OVID – “The Erotic Poems” (Penguin Classics, 1982)
Continuing my exploration of Roman literature I thought I’d tackle one of the great poets of the period, Ovid (Publius Ovidius Naso), 43 BC – 17 or 18 AD, most famous for his lengthy ‘Metamorphoses.’
To be honest, I’ve never been a great fan of poetry: perhaps put off by forced readings of such horrors as Walter de la Mare at school, which somehow served to cancel out the appeal of Milton and Chaucer.
But, having thoroughly enjoyed Martial‘s epigrams, and given the promising title of Ovid‘s tome, I thought it high time to overcome my prejudice and dive in.
The book consists of three main parts which deal with elegies to Ovid‘s mysterious mistress Corinna, the practical aspects of acquiring love (by which we mean ways of seducing women), and how to dispense with it once things have turned sour.
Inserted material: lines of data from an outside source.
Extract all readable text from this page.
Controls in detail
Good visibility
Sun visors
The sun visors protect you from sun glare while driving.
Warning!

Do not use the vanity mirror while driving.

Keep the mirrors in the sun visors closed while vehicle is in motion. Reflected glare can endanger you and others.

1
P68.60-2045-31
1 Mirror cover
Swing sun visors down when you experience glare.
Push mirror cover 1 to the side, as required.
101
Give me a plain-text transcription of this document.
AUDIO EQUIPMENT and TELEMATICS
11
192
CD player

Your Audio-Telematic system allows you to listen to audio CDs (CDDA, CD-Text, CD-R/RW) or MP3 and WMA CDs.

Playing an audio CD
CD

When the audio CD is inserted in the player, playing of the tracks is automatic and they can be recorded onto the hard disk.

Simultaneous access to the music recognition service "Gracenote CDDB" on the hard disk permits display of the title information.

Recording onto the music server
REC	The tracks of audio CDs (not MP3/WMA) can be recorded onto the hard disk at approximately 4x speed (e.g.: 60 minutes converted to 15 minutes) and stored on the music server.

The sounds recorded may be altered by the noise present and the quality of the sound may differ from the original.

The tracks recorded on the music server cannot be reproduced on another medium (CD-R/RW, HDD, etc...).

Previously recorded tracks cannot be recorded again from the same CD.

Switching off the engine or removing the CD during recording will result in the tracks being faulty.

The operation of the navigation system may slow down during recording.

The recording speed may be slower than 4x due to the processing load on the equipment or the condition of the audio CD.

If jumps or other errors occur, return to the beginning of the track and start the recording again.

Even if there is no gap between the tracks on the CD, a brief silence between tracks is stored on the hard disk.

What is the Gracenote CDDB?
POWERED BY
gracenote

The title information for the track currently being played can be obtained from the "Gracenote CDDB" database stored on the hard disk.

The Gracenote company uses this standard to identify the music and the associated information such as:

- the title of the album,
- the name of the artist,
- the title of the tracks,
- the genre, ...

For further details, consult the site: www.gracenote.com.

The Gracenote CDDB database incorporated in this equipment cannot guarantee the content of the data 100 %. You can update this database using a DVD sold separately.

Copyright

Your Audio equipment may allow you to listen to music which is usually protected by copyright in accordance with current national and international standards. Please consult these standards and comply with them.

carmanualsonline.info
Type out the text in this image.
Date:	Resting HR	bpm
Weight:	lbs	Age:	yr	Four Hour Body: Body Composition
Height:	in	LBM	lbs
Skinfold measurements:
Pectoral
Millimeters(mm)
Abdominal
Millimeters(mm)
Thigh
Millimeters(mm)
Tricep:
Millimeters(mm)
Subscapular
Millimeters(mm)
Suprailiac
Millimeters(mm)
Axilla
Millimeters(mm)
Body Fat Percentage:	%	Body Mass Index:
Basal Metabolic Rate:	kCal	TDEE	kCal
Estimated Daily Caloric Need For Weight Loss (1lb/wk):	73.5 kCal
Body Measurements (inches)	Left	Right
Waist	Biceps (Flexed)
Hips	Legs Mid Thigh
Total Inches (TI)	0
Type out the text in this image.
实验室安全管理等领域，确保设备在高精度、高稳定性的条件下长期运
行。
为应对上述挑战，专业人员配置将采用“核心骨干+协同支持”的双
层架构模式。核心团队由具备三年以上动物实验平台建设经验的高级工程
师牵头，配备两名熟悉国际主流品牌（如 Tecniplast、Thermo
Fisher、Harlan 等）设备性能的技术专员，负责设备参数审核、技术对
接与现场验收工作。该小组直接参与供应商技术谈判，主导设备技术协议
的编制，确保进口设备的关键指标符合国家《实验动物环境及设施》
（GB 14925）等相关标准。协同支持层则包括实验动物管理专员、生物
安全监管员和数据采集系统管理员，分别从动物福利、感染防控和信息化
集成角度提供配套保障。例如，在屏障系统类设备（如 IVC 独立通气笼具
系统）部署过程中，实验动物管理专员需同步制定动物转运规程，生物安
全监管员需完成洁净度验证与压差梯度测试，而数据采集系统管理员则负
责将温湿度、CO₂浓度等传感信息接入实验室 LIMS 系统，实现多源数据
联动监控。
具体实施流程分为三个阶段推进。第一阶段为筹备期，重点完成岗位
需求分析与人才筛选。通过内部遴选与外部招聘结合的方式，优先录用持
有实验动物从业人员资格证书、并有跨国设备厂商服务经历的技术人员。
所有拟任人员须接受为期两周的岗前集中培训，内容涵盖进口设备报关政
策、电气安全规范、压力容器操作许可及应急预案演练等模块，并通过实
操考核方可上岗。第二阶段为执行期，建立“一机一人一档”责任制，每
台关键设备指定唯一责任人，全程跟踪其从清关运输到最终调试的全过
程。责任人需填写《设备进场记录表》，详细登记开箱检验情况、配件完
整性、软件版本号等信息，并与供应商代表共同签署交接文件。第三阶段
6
It has to be said from the start that the title is slightly misleading for the modern reader in that the term ‘erotic‘ is employed in its classical sense (relating to love), and thus anyone expecting accounts of kinky perversion is likely to be disappointed. The book is not a sex manual, either.
However, it is both frank and practical, and while the technical details of the bedchamber are largely left to the imagination, it provides explicit instruction on how to get, keep and ultimately dispose of romantic conquests.
Again, the modern reader will struck by the fact that human beings have not changed : much of the advice contained within the poems still holds true today, and aside from the frequent allusions to Greek and Roman mythology (of which some knowledge is required for a full understanding), it contains essentially the same tips as any modern material on the subject you can find on the Internet.
Not only are the contents pertinent and interesting, the translation of Peter Green is particularly fine, resulting in a smooth, fluent read, rich and yet not overly-intimidating in its vocabulary. Thorough explanatory notes are provided to help with the Roman contexts (although unlike Loeb editions, one is forced to turn to appendices rather than have them as more easily accessible footnotes), and the overall effect is of an eminently pleasurable read, even for those who feel poetry is not for them (there are no rhyming couplets here).
A fine work, and I look forward to tackling ‘Metamorphoses‘ in the near future.